After weeks of evaluating several return-to-play formats, NBA commissioner Adam Silver reportedly is expected to present a 22-team plan for an Orlando bubble and hold a formal vote Thursday.
The vote to take 22 teams to Walt Disney World is expected to overwhelmingly pass. Of course, there remains plenty of speculation regarding what comes of the remaining eight teams that will continue to be on hiatus since the NBA shut down the season back in March.
Teams have already had to take unprecedented action amid the coronavirus (COVID-19) pandemic in order to deal with the financial blow they suffered during the unexpected suspension. Since the NBA doesn’t appear likely to have all 30 teams resume play, parties are now dealing with different circumstances in order to get back on track.
The prospect of going nine months without games could certainly have a major impact both on and off the court with player development and ticket sales taking a major hit. As a result, it seems small-market teams are trying to figure out a way to somehow level the playing field.

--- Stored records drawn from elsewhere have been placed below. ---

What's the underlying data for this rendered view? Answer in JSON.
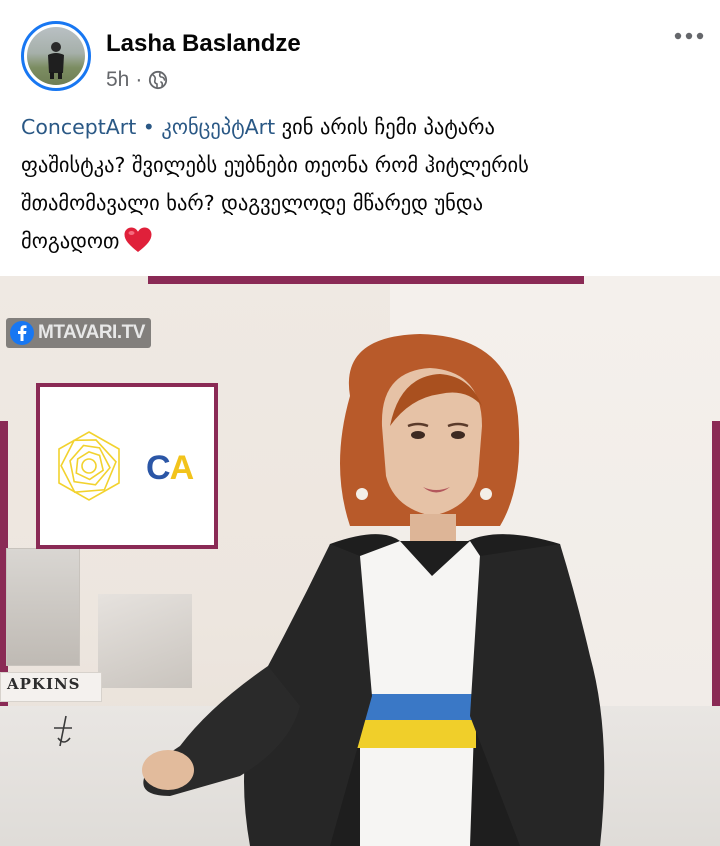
{
  "post": {
    "author": "Lasha Baslandze",
    "time": "5h",
    "separator": "·",
    "text_lines": [
      {
        "links": "ConceptArt • კონცეპტArt",
        "rest": " ვინ არის ჩემი პატარა"
      },
      "ფაშისტკა? შვილებს ეუბნები თეონა რომ ჰიტლერის",
      "შთამომავალი ხარ? დაგველოდე მწარედ უნდა",
      "მოგადოთ"
    ]
  },
  "image": {
    "channel_badge": "MTAVARI.TV",
    "logo_text_c": "C",
    "logo_text_a": "A",
    "shelf_label": "APKINS"
  },
  "icons": {
    "globe": "globe-icon",
    "more": "more-options-icon",
    "heart": "heart-icon",
    "facebook": "facebook-icon"
  },
  "colors": {
    "link": "#2a5885",
    "meta": "#65676b",
    "frame": "#8a2a55",
    "avatar_ring": "#1877f2"
  }
}
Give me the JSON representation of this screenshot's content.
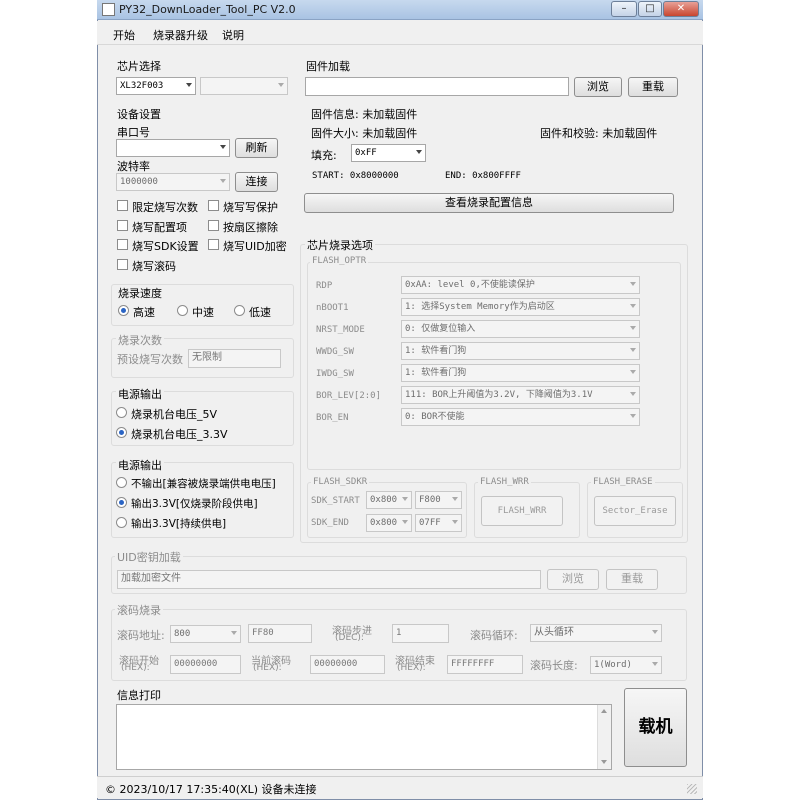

According to ESPN’s Adrian Wojnarowski and Zach Lowe, Oklahoma City Thunder team owner Clay Bennett outlined the issues that come with a 22-team return:
Near the end of the NBA’s Board of Governors call on Friday, Oklahoma City Thunder owner Clay Bennett delivered an impassioned soliloquy on why the league and owners needed to consider the competitive and financial plights of smaller market teams that could be left out of the season’s summer resumption in Orlando — and the potential symbolic power of all 30 teams gathering there to play as one united association.
Although the NBA is likely to move ahead with 22 teams, the league is taking those on the outside looking in into consideration:
For those teams left out of the playoffs, there has already been dialogue on the possibility of mandatory summer training camps and regional fall leagues of four-to-five teams that could bridge the lengthy gap between seasons, sources told ESPN.
Teams like the Los Angeles Lakers and Boston Celtics are well-equipped to deal with the strains of the pandemic, but the same cannot be said for some of the small-market franchises. While the league is focused on doing what it can to crown a champion this season, they must take into account the importance of maintaining a level playing field for years come.
The onus will fall on Silver and the NBPA to determine just how much of an advantage the teams that finish the season will have over those that do not.